Study the Wörterbuch des Preussischen Staats
If the time frame for searching for a Prussian location falls before the period of the German Empire (1871-1918), try the 1821 Wörterbuch des Preussischen Staats presented digitally in five volumes, which are listed below.
- Wörterbuch des Preussischen Staats (A-F)
- Wörterbuch des Preussischen Staats (G-Ko)
- Wörterbuch des Preussischen Staats (Kr-O)
- Wörterbuch des Preussischen Staats (P-S)
- Wörterbuch des Preussischen Staats (T-Z)
Unlike Meyers Gazetteer, the 1821Wörterbuch des Preussischen Staats is not a database and has no historical maps. Rather, this resource is a 5-volume set found on Google Books. It, nevertheless, has a treasure-trove worth of information for the earlier period of the 19th century. If you decide to use this excellent resource, be sure that you are searching in the correct volume (e.g., Stettin is located in the 4th volume because it falls under the “P-S” section). Also be prepared to scroll through a given volume until the particular location of interest is found. Some researchers may wish to compare the jurisdictional make-up of a particular location found in the 1821Wörterbuch des Preussischen Staats with that which is found on Meyers Gazetteer. Such a comparison may yield clues that inform us about particular jurisdictional changes over time.
Search for Civil Records Online
There is no single repository for Prussian records. Before Prussia’s incorporation into the German Empire in 1871, vital records were recorded at the church parish level. Civil birth, marriage and death records were not recorded in Prussia until 1874. The following list represents some of the most common sites when looking for church and civil records:
Explore Old Maps for Further Study
Some researchers choose to explore the old Prussian maps for different timeframes in order to gain a better understanding of——and appreciation for——Prussia’s territorial changes. To this end, the following sites offer a wide array of historical maps:
- 1877 Map of Prussia (Arcanum Maps/Mapire)
- 1883 Atlas des Deutschen
- David Rumsey Map Collection (for Prussia)
- Digital Public Library of America (for Prussia)
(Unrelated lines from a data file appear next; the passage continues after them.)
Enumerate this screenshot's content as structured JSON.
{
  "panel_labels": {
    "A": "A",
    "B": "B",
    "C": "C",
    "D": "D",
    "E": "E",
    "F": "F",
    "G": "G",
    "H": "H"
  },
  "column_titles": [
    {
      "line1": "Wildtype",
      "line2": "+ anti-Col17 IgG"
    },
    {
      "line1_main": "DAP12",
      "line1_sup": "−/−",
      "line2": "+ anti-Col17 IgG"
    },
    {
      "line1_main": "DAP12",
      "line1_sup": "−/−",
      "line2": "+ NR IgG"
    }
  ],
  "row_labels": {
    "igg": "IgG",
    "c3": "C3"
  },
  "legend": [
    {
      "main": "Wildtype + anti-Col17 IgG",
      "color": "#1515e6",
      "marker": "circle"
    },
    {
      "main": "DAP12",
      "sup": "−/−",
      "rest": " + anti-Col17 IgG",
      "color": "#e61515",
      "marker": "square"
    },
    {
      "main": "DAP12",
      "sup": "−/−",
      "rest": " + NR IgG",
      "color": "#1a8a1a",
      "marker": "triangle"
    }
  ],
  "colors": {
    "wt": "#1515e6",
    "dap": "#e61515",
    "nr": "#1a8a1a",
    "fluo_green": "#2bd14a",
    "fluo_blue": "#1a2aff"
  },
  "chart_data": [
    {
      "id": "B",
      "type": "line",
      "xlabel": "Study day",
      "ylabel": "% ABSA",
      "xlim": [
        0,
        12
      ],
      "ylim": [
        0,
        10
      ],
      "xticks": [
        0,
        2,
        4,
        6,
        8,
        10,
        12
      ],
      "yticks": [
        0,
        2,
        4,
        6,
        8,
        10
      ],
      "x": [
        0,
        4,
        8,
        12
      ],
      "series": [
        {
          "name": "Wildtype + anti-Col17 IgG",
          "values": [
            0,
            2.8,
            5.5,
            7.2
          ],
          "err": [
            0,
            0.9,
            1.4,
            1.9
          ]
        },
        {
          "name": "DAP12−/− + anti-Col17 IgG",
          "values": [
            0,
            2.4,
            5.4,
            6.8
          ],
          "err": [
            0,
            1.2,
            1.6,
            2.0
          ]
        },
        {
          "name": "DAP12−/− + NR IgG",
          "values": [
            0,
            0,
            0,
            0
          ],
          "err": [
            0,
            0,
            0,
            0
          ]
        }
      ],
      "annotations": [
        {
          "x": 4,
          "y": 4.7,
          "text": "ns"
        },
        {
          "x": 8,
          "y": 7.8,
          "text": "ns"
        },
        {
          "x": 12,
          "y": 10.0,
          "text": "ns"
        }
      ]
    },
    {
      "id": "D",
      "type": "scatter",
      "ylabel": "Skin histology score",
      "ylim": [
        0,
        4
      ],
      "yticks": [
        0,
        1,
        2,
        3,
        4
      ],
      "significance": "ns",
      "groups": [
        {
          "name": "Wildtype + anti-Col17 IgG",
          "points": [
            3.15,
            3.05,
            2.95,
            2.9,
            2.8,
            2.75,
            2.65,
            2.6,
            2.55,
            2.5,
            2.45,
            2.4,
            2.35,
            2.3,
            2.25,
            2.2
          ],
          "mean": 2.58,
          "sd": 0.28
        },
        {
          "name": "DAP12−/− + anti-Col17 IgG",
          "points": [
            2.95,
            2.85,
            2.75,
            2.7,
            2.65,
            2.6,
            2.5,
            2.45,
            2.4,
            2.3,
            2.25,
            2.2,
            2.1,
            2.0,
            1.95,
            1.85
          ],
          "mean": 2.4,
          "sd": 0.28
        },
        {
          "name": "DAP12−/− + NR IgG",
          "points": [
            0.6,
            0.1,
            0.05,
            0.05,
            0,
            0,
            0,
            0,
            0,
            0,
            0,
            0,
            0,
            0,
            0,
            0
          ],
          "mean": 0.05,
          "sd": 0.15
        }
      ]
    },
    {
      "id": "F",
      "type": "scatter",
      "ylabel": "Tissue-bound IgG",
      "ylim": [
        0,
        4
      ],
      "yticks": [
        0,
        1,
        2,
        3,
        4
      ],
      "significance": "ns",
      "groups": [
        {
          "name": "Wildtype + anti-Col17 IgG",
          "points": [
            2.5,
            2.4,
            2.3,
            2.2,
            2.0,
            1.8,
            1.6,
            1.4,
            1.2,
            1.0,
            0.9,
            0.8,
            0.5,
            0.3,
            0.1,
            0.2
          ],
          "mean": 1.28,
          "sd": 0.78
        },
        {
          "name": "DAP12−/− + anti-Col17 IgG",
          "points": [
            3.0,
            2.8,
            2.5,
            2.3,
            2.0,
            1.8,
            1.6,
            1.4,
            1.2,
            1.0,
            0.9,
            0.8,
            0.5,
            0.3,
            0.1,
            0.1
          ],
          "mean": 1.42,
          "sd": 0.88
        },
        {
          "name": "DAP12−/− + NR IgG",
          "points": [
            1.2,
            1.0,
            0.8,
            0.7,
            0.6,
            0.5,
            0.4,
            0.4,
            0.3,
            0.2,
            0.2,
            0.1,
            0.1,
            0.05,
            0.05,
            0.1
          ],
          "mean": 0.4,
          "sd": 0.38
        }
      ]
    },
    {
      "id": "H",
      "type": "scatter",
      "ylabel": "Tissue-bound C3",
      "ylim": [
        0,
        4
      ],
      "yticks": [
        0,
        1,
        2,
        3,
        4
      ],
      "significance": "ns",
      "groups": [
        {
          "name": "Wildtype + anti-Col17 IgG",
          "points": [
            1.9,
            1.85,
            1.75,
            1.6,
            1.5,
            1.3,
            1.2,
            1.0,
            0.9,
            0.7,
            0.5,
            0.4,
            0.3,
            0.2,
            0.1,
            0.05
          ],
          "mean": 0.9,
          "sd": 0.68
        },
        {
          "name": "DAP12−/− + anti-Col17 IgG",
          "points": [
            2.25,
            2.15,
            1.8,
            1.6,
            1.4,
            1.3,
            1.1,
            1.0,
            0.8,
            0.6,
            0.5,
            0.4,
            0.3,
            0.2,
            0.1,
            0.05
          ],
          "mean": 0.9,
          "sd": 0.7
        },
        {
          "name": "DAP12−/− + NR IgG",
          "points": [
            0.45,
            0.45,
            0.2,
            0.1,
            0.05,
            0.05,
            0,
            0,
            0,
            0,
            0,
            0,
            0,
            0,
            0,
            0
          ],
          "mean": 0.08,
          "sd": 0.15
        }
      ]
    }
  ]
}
- Library of Congress (for Prussia)
Prussian family researchers might feel frustrated at times when grappling with Prussia’s changing borders. Historical Prussia’s geographical fluctuations are rooted in important historical events. These fluctuations often, in turn, gave rise to jurisdictional changes of a given location for a certain time period. Equipping oneself with a better understanding of these changes will help the Prussian researcher find records of interest more easily.